14. The layer system as claimed in claim 1, wherein each of the layers or both of the layers are comprised of the same matrix material, in which the particles are included.

15. (canceled)

16. The layer system as claimed in claim 1, wherein the substrate is comprised of a steel.

17. The layer system as claimed in claim 1, wherein the aluminum particles have an increased hardness as a result of production thereof including conductivity blasting.

18. The layer system as claimed in claim 7, wherein the lower layer comprises aluminum particles (Al) having a maximum hardness of Hv50, and the upper layer comprises aluminum particles having an at least 10% greater hardness (AL*), wherein precipitation-hardening aluminum alloy particles (AL*) are in the upper layer.

19. The layer system as claimed in claim 1, wherein the upper layer does not comprise any aluminum-containing particles (AL*) or aluminum particles (Al).

20. The layer system as claimed in claim 1, wherein the lower layer is directly on the substrate.

21. The layer system as claimed in claim 1, wherein the soft hardness of the aluminum particles soft hardness is up to Hv50.

22. The layer system as claimed in claim 1, wherein the alloy includes: Al3Li and/orAlZn4.5Mg1 and/orAlZnMgCu1.5 and/orAlZnMgCu0.5 and/orAlMg4.5Mn.

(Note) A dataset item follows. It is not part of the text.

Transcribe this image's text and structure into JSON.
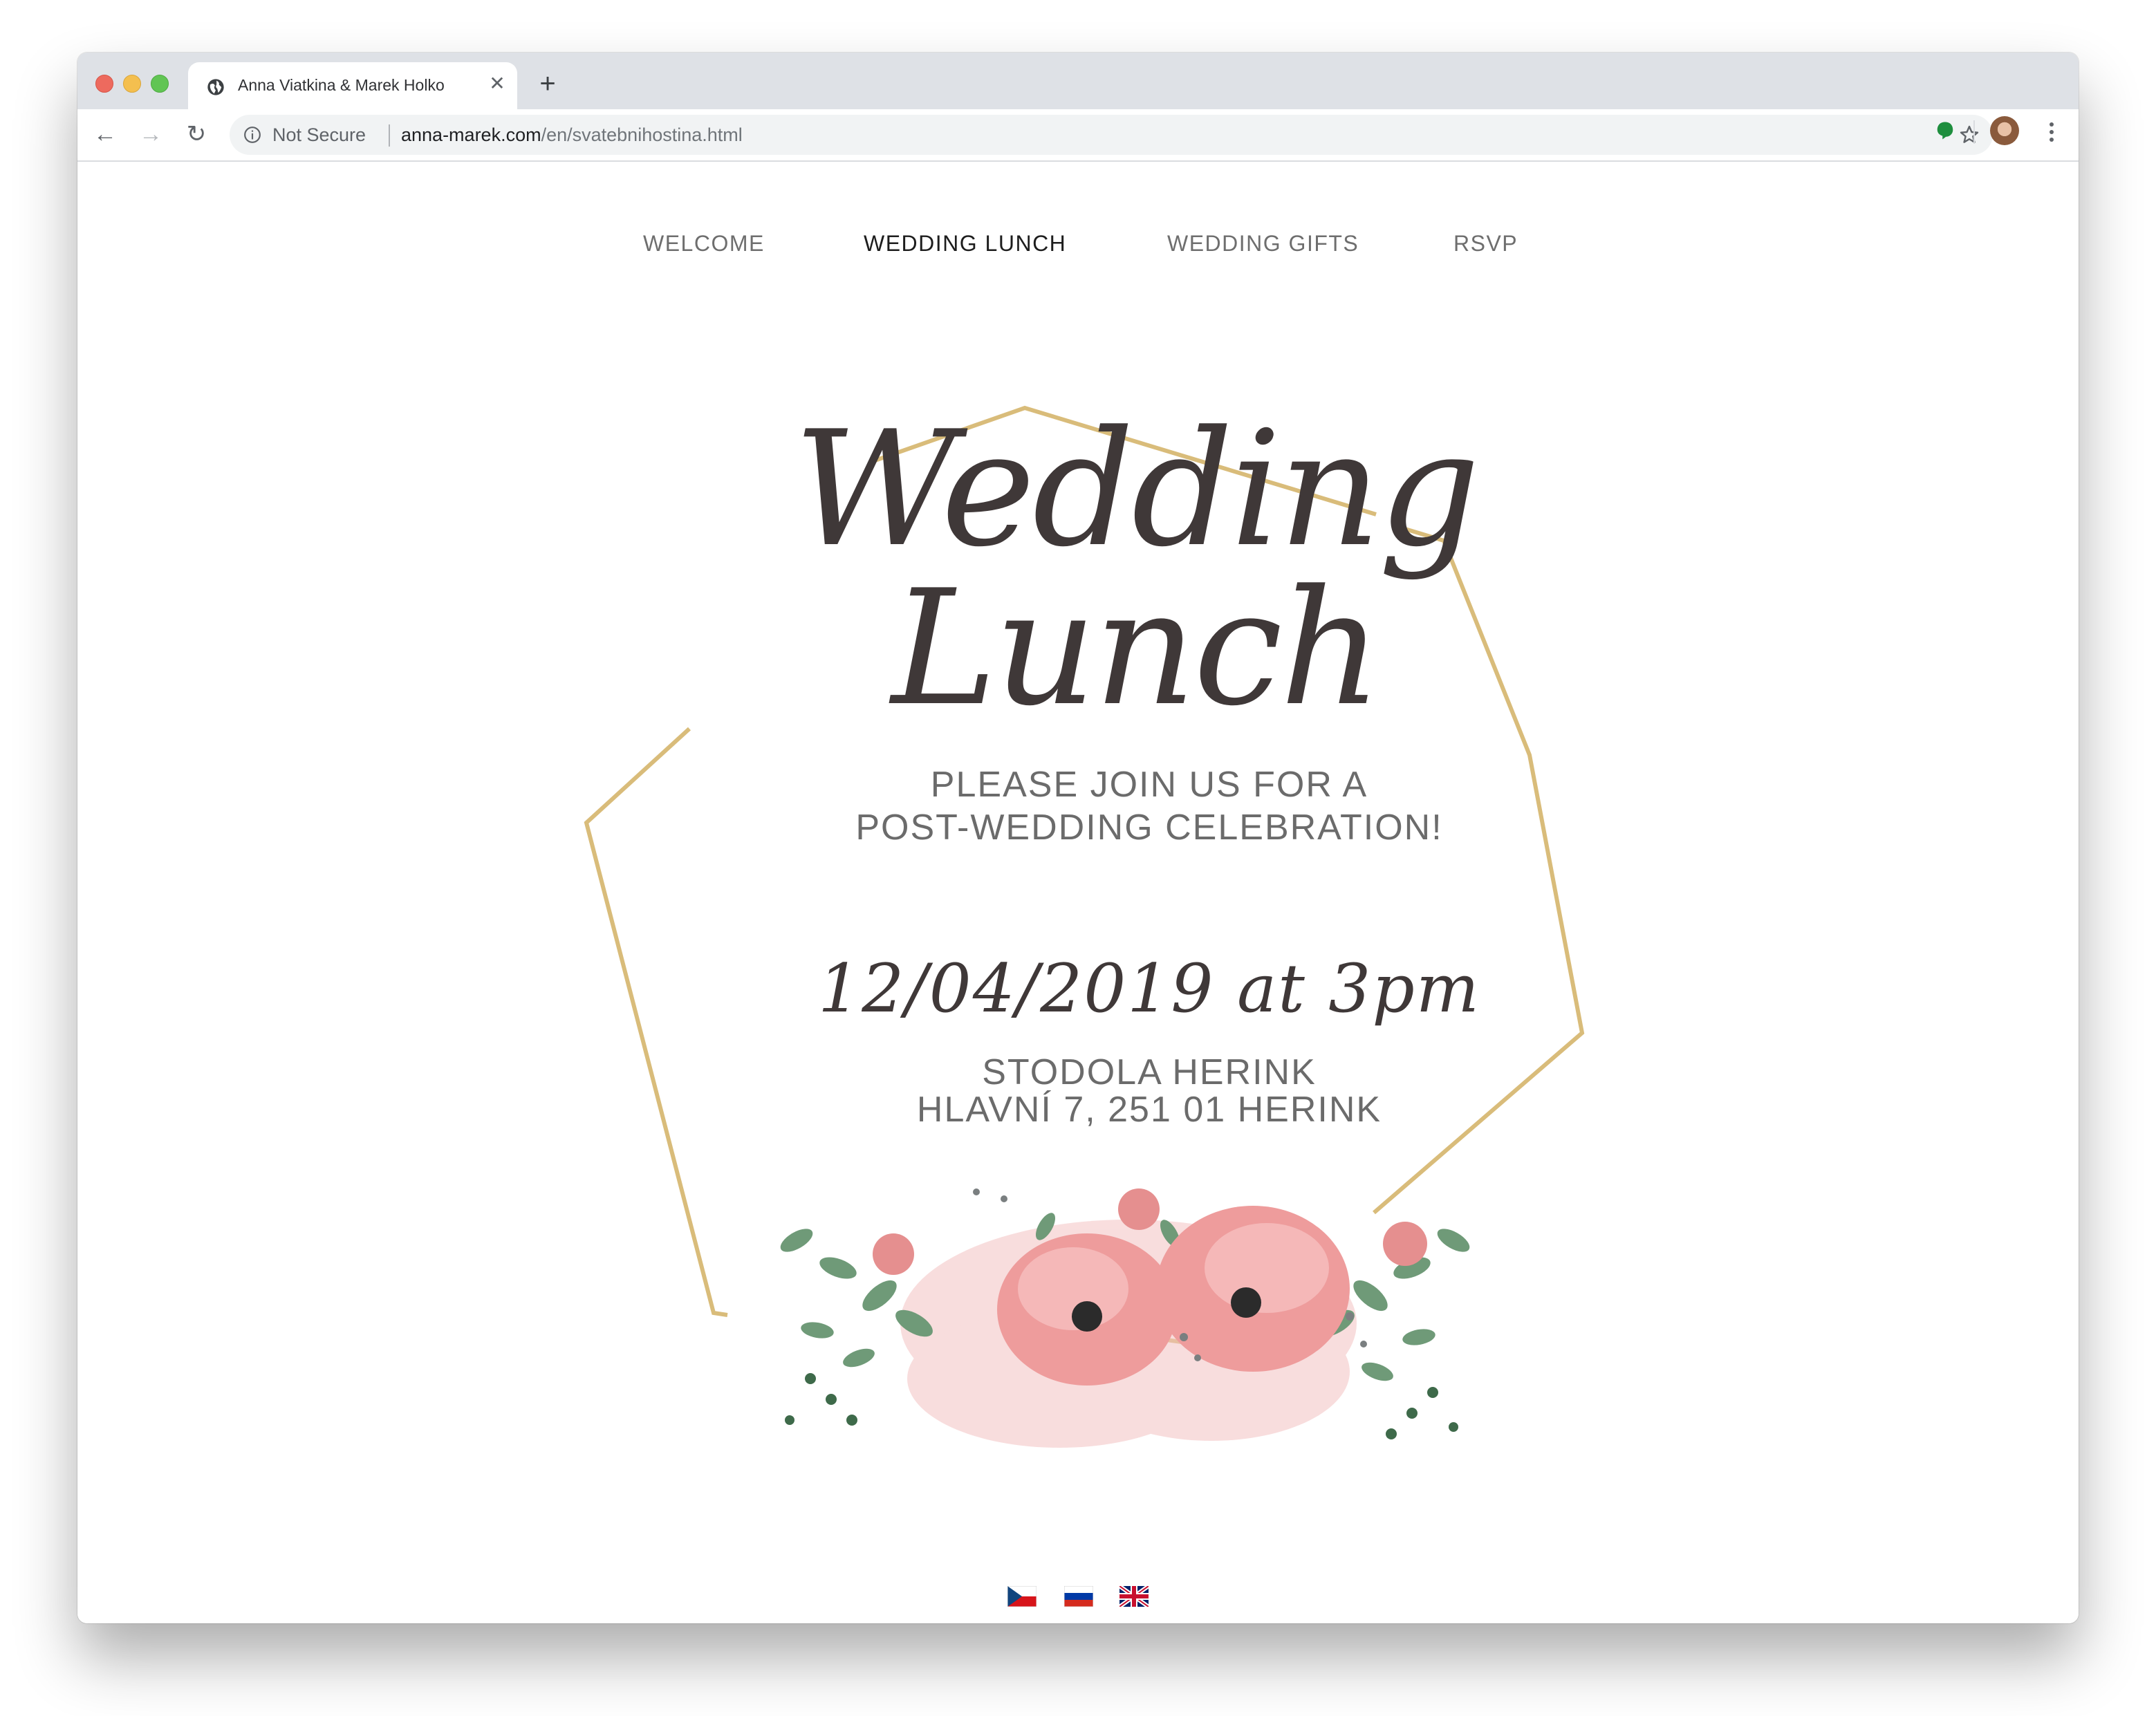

23. The layer system as claimed in claim 5, wherein the harder ceramic component includes Al2O3, Al4C3 and/or SiC

24. The layer system as claimed in claim 17, wherein the conductivity blasting comprises cold strengthening processes, particle blasting or rolling.

25. A layer system comprising: a substrate;a lower covering layer on the substrate made of a first matrix material;an outer layer on the lower layer and made of a second matrix material;the outer layer includes in the second matrix material of the outer layer at least one of aluminum particles and hard aluminum particles and the outer layer optionally includes hard particles not of aluminum.

26. The layer system as claimed in claim 2, wherein the lower layer includes at least one of particles of aluminum, hard aluminum and hard particles not of aluminum.